Rick urged workers and youth to become SEP electoral members, “firstly to oppose these anti-democratic electoral laws and secondly, it’s a good first step to developing a resistance to the terrible reactionary forces that are leading us to war, vast inequality and ecocide—the destruction of the environment. Capitalism not only has no answers to those problems, it is the problem.” Becoming an SEP electoral member, he concluded, “is a great chance to develop a good understanding of what’s going on. It’s certainly something you won’t get anywhere else.”

Biljana, 58 and a former teacher, emigrated to Australia from Yugoslavia 31 years ago. She became an electoral member this year. “I’m a socialist deep in my heart because my family has always been a socialist family,” she said.

“We care deeply for social justice and ensuring that people have equal opportunities, decent standard of living and all the interests that a socialist party should stand for. When I arrived, I was only 27, raising a family and furthering my education so I didn’t have a lot of time to understand politics in Australia. I was happy that the Labor Party was in power,” she continued.

“It was only when I started working for the unions that I understood that Labor and Liberal were basically playing a game. They weren’t sincere in their claims to be serving the people. I started voting for the Greens, but they supported the Labor Party too.

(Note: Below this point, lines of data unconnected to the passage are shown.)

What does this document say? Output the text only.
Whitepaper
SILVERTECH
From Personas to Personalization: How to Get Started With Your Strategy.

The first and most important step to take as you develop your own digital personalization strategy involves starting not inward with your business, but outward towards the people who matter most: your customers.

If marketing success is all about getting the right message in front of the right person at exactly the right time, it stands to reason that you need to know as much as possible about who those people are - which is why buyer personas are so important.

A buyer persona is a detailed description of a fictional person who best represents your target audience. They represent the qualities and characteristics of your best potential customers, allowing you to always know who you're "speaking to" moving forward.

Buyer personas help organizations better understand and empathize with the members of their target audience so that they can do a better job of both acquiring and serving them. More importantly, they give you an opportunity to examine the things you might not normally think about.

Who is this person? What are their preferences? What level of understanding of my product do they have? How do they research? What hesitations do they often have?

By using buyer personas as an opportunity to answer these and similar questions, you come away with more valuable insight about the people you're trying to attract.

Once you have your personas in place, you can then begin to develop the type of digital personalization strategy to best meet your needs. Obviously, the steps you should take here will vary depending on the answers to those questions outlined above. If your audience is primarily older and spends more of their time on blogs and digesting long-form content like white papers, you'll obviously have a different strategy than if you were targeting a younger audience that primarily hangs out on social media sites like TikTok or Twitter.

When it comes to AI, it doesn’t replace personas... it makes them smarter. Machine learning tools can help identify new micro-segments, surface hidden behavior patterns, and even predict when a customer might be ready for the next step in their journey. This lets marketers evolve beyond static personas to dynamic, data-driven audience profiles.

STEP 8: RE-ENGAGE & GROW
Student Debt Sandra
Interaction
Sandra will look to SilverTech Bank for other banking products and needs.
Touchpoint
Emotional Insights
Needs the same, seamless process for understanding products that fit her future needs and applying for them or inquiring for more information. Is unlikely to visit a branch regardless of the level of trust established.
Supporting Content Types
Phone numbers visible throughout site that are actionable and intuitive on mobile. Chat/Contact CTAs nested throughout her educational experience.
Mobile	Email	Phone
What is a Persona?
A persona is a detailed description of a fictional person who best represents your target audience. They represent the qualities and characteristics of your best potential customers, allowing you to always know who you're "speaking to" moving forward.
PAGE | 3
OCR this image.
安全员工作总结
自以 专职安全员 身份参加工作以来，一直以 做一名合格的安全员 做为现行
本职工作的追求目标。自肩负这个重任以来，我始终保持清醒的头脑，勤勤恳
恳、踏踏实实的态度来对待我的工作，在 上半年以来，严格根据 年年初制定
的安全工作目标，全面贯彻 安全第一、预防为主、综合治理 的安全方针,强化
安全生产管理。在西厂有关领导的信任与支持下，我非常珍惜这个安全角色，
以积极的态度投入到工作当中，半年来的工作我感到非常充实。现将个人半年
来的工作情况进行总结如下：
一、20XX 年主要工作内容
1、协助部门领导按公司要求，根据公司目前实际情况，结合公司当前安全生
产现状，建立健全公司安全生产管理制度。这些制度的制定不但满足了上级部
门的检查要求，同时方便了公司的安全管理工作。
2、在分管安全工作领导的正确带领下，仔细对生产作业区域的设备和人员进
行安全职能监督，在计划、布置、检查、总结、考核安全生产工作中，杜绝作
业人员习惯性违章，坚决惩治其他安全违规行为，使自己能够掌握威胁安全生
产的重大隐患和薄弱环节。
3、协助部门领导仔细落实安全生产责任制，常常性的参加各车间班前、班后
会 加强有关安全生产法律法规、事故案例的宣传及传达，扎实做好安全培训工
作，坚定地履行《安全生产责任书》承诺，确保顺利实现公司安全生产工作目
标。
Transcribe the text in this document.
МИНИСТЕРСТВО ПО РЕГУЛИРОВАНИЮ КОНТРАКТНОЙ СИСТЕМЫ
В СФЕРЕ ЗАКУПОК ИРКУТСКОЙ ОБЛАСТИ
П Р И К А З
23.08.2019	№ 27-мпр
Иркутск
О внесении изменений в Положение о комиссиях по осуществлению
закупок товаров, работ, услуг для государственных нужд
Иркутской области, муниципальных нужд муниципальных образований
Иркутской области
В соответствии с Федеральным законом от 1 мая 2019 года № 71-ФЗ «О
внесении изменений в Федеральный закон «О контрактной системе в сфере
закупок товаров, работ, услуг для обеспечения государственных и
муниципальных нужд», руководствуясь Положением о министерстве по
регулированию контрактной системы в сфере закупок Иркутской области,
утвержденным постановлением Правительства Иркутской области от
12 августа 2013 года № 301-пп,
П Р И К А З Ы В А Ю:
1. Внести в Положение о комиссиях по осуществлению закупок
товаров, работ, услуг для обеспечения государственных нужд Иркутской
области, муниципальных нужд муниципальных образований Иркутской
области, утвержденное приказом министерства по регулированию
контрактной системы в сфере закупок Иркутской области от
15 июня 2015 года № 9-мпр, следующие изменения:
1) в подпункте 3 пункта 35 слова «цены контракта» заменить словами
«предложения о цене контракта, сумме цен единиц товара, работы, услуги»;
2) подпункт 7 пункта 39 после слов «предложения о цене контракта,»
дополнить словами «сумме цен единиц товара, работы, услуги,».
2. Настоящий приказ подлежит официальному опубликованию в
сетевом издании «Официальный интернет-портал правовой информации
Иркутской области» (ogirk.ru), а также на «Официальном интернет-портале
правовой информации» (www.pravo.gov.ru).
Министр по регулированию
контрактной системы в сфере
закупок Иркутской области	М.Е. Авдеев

“When enterprise bargaining was introduced by Labor it had disastrous results on vulnerable sections of the population because they couldn’t negotiate fairer wages for themselves. It was an opportunity for people in power and ruthless employers to underpay them and take away their conditions of work,” she said.

“I came across the Socialist Equality Party, took a couple of brochures and thought, ‘Wow, that sounds really interesting’ and decided to support the SEP. The world is a mess and I needed to find a party that I was confident in. I believe in social justice, freedom and democracy and equal distribution of wealth, these are the values that the SEP represents. No other parties have these values. I started reading the SEP’s Statement of Principles and I continue to find points that reflect my ideas and ethical values. I’m happy to support the SEP in any way because there is a global movement and it’s going to change the whole global atmosphere,” she said.